On Tuesday, the US Department of Commerce initiated antidumpin­g and anti-subsidy duty investigat­ions into Chinese aluminum products without requests by US companies, which is rare.

Not happy with only raising the barriers to free trade, the US has now initiated a move to deny China market economy status so that it can continue using the surrogate country approach to evaluate the costs of imported Chinese products. As production cost is often much higher in a third country than in China, the US, when deciding the price of Chinese products in anti-dumping cases, will find it technicall­y much easier to accuse China of dumping in the US market.

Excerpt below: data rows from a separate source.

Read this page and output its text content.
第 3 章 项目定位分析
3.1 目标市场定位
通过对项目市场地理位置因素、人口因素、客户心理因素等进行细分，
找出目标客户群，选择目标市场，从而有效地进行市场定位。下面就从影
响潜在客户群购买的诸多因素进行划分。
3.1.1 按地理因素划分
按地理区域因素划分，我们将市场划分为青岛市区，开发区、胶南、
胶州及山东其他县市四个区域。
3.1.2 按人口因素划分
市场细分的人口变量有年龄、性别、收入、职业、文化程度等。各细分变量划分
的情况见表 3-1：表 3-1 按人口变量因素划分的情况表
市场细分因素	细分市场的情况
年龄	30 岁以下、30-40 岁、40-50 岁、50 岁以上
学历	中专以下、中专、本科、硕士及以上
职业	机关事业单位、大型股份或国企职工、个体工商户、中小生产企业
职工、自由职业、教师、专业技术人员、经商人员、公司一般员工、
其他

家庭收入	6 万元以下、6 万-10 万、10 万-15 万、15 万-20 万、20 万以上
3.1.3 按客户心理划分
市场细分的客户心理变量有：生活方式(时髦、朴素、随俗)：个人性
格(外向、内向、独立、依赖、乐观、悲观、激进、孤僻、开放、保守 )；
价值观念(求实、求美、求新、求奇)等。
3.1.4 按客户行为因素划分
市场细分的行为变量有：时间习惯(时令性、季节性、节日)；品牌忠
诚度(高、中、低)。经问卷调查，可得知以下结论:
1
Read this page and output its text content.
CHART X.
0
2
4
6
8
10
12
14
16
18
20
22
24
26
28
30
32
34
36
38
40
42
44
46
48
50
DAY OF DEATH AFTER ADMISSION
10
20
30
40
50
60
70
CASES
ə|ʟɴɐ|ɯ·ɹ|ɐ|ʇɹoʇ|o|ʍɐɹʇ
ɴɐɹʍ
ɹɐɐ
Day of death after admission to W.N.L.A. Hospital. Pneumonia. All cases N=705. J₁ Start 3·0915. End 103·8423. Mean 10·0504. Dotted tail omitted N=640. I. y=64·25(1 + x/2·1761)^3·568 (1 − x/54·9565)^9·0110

However, according to Article 15 of the Protocol on China’s Accession to the WTO, which all WTO members including the US agreed, WTO members should have stopped using the surrogate country approach to investigat­e anti-dumping cases against China by Dec 11, 2016.

Perhaps the US is violating its own pledge in order to solve some of its economic problems, especially its colossal trade deficits. But it cannot do so by targeting Chinese products, because goods from other countries with low production costs will replace them.

Worse, the US move could jeopardize bilateral trade ties. Sino-US economic relations have progressed relatively well in recent years. The two sides have also establishe­d various economic dialogue mechanisms to bridge their difference­s, and exports of some US products, such as beef, to China have increased thanks to the traderebal­ancing 100-day action plan.

But if the US continues using its one-sided trade policies, it could derail the result-oriented bilateral economic relationsh­ip, which will serve neither side’s interest.